Phenom II 940 @3,5 Ghz | Gtx 470 @700 | Gigabyte GA-MA790X-DS4 | 4*2 GB DDR 2 800 Ram | Creative X-Fi Titanium | HD502HJ Raid0


----------



## mixxed_up (26. September 2010)

Sanger schrieb:


> Also kann man mit einem 60 hz bildschirm theoretisch das 3d kit benutzen aber man bekommt ab und zu Schwarzbilder die extrem stören ??? Soweit richtig ?
> Und ihr würdet es also nicht empfehlen sich ein 3d kit ohne 120 hz bildschirm zuzulegen?
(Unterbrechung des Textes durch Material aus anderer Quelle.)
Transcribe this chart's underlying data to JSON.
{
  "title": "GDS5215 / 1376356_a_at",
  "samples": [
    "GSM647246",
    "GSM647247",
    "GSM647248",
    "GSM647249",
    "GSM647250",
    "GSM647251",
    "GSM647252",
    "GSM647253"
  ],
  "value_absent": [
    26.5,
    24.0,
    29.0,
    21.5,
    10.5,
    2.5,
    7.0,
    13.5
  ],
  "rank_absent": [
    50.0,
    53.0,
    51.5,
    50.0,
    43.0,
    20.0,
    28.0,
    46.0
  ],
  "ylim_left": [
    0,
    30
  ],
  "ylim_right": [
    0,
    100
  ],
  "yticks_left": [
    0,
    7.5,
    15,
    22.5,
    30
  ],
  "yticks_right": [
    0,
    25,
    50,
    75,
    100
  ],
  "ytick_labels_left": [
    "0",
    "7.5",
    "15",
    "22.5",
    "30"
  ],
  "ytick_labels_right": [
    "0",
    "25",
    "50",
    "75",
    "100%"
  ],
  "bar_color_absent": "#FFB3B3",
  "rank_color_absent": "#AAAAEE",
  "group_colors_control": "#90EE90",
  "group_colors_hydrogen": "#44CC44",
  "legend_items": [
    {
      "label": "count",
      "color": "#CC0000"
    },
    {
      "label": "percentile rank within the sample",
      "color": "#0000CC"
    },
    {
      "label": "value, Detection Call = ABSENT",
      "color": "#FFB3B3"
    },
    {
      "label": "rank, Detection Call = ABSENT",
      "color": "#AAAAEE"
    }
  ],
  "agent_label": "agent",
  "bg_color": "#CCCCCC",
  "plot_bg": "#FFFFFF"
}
Es geht ganz einfach nicht, die 3D Vision Software lässt es ohne 120Hz Bildschirm nicht zu. Von daher erübrigt sich die Frage.


----------



## (R)ed (26. September 2010)

Das war nur ein theoretisches Beispiel wie es aussehen würde an einem 60 Hz Monitor, das 3D-kit lässt die Darstellung gar nicht zu. Über Gesundheitliche Risiken sollte man sich glaub ich keine Sorgen machen ansonsten währe das normale Nutzen eines Monitors schon gefährlich schädlich.

Vielleicht ist in den Tiefen des Internets auch ein modifizierter 3D-Treiber vorhanden mit dem man es auf einem 60 Hz Monitor abspielen kann, jedoch bleibt noch die Hürde des DVI-D kabels das benötigt wird und da fallen viele ältere Bildschirme weg.

Man benötigt übrigens nicht 2 Grafikarten um die nötige Leistung herauszubekommen, eine übertaktete Nvidia GTX 460 oder ab 470 alle reicht aus um die Leistung zu bekommen, manche Einstellungen muss man bei der GTX 460 zurückfahren.

3D fähige Bildschirme kosten nur so 350€ und mit dem ASUS VG236H, 23", 1920x1080 für etwa 450€ erhält man das 3D-VisionKit sogar dazu.
Bei den Testwerten wie Reaktionszeit auf unter 10 ms und einem Inputlag der unter 2 ms ist, und einer fast gleichmäßigen Ausleuchtung ist er meiner Meinung nach im oberen Leistungsfeld.

Hier eine Liste aller derzeit im Internet erhältlicher 1920x1080/1920x1200 Bildschirme:1920x1080_3D-Monitor_1920x1200

Hoffe ich konnte helfen.


----------



## Superwip (26. September 2010)

> jedoch bleibt noch die Hürde des DVI-D kabels das benötigt wird


 
Seid wann wird für 3D Vision ein DVI-D Kabel benötigt?


----------



## (R)ed (27. September 2010)

Seitdem man ein 120 Hz Signal übertragen muss und das schafft nur das DVI-D Kabel und ein HDMI 1.4 Kabel, da im PC Bereich das DVI Kabel benutzt wird ist es die einzige Möglichkeit ein solches Signal zu übertragen. Jeder 120Hz Monitor ist deswegen auf DVI-D ausgebaut und ab der


----------